DevSecOps — like its fraternal twin, DevOps — has been a process in play for several years now in software shops, intended to enable more collaborative and intelligent workflows. Now, AI is poised to add more juice to these efforts — but many are still skeptical about its implications.
Also: AI brings a lot more to the DevOps experience than meets the eye
These are some of the takeaways from a recent survey out of the SANS Institute, involving 363 IT executives and managers, which finds rising interest in adding AI or machine learning capabilities to DevSecOps workflows. Just over the past year, there has been a significant increase (16%) in the use of AI or data science to improve DevSecOps through investigation and experimentation — from 33% in 2022 to 49% in 2023.
While interest in applying AI to the software development lifecycle is on the rise, there is also healthy skepticism about going full-throttle when injecting AI into workflows. “A strong contingent of the respondents, approximately 30%, reported not using AI or data science capabilities at all,” note the SANS authors, Ben Allen and Chris Edmundson. “This may reflect issues such as the rising level of concern surrounding data privacy and ownership of intellectual property.”
DevSecOps, as defined in the report, “represents the intersection of software development (Dev), security (Sec), and operations (Ops) with the objective of automating, monitoring, and integrating security throughout all phases of the software development lifecycle.” In other words, establish processes to build in security right at the start — the design phase — and see it through to deployment.
Ultimately, a well-functioning DevSecOps effort delivers “reduced time to fix security issues, less burdensome security processes, and increased ownership of application security,” Allen and Edmundson state.
There has been an increase in pilot projects integrating security operations into both the “AI and machine learning ops” (19% fully or partially integrated) and “data science operations” (24%) categories. This is a “possible indication that organizations are performing threat modeling and risk assessments prior to incorporating AI capabilities into products,” the authors state.
Also: Generative AI now requires developers to stretch cross-functionally. Here’s why
Many organizations feel an urgent need for more qualified DevSecOps personnel — 38% report skills gaps in this area. “Because demand continues to outweigh supply in this area, there is a real need to spark more interest in this ever-changing field,” the authors urge. “To cope with the scarcity of talent amid competitive pressures, organizations should further leverage proven DevSecOps practices and explore emerging technological capabilities.”
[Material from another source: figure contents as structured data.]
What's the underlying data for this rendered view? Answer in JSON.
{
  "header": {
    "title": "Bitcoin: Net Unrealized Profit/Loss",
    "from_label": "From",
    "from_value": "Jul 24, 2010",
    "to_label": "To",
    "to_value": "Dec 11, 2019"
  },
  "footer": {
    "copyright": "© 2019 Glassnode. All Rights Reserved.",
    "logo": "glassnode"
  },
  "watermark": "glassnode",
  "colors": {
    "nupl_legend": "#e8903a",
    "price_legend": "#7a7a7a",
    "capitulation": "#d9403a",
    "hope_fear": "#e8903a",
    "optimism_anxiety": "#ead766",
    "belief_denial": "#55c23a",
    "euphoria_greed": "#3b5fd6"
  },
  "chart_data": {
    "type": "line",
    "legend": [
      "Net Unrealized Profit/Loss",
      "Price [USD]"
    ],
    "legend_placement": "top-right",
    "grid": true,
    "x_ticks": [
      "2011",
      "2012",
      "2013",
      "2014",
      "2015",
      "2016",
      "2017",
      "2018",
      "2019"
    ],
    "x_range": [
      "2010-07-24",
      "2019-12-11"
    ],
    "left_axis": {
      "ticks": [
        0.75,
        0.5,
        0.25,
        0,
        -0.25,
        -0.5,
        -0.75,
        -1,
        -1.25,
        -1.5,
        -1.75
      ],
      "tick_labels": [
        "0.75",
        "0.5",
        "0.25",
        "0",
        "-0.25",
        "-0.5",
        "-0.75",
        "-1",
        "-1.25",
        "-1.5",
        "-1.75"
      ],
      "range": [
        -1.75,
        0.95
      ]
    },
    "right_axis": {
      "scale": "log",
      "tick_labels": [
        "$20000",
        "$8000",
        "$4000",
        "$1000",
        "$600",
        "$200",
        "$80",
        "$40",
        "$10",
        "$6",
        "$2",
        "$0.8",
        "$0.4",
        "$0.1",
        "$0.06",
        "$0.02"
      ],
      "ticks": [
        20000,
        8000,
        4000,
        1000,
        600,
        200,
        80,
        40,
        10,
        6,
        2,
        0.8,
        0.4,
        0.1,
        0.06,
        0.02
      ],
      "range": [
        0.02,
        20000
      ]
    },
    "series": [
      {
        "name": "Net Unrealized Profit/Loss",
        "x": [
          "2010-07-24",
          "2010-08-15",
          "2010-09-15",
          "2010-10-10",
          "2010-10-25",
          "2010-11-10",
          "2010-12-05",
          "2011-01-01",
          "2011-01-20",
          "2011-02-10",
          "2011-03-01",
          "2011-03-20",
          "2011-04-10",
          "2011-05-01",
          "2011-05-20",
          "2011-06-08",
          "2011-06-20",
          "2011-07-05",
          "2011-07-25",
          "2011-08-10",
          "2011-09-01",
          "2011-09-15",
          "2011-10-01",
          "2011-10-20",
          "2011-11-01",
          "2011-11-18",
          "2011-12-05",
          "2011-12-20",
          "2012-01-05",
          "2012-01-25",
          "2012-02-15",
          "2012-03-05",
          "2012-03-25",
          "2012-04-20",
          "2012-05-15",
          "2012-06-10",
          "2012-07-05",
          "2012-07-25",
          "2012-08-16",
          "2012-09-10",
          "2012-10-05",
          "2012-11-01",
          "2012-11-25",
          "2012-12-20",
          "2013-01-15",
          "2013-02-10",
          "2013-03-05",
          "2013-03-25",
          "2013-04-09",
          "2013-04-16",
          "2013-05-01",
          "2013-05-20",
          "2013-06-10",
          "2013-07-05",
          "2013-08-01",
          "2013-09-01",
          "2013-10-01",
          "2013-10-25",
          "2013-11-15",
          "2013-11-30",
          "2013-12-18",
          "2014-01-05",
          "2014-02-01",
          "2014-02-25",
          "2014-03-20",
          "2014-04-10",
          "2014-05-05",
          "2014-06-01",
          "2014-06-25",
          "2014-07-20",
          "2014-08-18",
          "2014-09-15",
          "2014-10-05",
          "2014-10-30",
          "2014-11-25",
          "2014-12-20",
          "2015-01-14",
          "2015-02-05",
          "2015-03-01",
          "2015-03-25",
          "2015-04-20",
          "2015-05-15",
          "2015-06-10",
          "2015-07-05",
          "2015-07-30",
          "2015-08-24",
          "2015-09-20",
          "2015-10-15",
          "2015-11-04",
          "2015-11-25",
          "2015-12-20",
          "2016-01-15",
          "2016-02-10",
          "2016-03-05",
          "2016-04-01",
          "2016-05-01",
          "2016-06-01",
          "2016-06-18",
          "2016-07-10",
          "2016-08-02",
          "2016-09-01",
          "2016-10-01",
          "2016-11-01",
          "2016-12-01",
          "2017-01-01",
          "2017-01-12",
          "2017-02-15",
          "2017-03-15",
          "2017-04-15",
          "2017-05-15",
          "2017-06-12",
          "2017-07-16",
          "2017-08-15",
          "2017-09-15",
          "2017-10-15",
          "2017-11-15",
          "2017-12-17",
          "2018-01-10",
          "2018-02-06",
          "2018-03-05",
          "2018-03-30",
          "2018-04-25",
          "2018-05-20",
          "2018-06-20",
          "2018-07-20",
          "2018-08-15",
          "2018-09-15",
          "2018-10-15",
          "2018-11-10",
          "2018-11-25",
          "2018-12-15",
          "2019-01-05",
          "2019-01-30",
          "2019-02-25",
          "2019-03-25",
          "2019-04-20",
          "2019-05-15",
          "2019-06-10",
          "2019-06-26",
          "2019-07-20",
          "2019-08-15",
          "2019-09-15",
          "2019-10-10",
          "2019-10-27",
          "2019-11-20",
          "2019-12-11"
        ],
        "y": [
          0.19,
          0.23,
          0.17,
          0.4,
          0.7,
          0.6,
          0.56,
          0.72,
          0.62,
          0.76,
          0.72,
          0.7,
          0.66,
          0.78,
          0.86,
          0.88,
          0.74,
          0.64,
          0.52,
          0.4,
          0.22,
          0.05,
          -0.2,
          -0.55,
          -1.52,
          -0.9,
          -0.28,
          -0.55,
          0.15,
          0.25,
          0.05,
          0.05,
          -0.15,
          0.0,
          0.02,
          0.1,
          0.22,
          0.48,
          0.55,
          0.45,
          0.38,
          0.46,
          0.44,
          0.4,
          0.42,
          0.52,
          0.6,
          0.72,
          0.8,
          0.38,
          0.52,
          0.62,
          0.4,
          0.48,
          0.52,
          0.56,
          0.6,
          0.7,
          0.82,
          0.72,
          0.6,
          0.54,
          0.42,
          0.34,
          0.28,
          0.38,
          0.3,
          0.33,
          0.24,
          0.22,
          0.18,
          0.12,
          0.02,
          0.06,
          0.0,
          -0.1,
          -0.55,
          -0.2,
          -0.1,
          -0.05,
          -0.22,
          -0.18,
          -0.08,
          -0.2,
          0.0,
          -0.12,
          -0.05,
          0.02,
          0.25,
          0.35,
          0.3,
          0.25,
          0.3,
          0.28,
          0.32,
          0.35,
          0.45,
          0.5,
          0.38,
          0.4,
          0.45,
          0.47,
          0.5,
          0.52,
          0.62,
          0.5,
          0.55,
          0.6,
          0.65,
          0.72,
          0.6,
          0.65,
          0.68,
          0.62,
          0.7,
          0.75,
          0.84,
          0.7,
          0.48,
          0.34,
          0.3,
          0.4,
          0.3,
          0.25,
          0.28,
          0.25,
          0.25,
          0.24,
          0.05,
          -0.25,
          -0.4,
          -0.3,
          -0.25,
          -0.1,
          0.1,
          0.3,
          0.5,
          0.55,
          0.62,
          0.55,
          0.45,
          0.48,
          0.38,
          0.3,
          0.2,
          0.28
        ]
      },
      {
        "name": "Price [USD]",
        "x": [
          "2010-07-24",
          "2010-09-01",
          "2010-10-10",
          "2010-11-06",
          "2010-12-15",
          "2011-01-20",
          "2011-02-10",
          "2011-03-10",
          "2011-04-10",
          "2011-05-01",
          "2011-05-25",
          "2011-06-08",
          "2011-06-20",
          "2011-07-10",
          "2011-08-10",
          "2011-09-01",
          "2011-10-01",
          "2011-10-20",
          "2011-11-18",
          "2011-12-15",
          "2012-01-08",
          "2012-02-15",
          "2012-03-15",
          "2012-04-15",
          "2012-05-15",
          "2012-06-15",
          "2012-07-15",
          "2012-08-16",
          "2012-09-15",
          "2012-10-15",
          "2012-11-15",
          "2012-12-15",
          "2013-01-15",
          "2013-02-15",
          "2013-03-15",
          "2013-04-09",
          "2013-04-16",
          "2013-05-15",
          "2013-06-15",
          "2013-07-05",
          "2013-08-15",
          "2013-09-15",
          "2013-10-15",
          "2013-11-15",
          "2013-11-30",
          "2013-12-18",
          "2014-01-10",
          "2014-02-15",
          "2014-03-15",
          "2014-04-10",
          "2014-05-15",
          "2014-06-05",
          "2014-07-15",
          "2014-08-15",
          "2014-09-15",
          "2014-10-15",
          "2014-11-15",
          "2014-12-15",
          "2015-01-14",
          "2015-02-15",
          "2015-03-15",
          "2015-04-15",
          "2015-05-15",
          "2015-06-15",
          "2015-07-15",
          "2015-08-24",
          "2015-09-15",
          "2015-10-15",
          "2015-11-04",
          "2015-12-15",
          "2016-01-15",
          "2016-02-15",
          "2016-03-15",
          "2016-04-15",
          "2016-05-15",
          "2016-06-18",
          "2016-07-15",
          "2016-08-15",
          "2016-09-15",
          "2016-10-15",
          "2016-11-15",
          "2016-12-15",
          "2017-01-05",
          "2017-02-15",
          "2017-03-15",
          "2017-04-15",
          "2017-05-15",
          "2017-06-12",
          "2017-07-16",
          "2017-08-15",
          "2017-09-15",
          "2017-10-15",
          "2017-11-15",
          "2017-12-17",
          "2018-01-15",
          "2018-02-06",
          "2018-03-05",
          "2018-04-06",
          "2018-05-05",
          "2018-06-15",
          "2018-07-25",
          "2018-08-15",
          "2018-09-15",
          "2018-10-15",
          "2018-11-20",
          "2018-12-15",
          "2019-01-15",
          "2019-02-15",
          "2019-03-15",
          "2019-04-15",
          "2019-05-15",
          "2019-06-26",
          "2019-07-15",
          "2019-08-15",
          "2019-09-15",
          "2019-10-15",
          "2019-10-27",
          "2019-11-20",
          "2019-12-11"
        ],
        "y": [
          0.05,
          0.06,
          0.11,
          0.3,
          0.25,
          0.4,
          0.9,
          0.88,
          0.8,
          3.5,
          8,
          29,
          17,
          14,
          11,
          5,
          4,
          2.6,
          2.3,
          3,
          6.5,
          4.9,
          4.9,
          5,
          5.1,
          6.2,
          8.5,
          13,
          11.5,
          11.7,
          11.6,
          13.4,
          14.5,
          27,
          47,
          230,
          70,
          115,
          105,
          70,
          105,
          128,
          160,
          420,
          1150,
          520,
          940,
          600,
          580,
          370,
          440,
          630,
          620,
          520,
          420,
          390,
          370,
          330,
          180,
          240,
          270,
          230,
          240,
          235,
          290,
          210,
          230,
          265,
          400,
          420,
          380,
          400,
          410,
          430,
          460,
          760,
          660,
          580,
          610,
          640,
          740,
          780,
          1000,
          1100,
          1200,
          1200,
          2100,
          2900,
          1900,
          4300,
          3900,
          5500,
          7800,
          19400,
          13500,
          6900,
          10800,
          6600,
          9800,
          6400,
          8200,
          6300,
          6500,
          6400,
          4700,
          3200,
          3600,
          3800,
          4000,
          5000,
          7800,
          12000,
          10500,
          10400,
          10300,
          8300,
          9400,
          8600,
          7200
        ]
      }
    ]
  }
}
Platform engineering, intended to streamline the flow of software from idea to implementation, also is gaining ground — fully or partially adopted by 27% of respondents. “As the developer self-service features inherent in a platform engineering practice mature, it will be essential to leverage the orchestration used to build, package, test, and deploy an application to incorporate security testing and tooling at key points along the path that has been laid out,” Allen and Edmundson state. “A well-implemented software engineering platform, designed in close collaboration with security stakeholders, could likely meet an organization’s application security orchestration and correlation objectives.”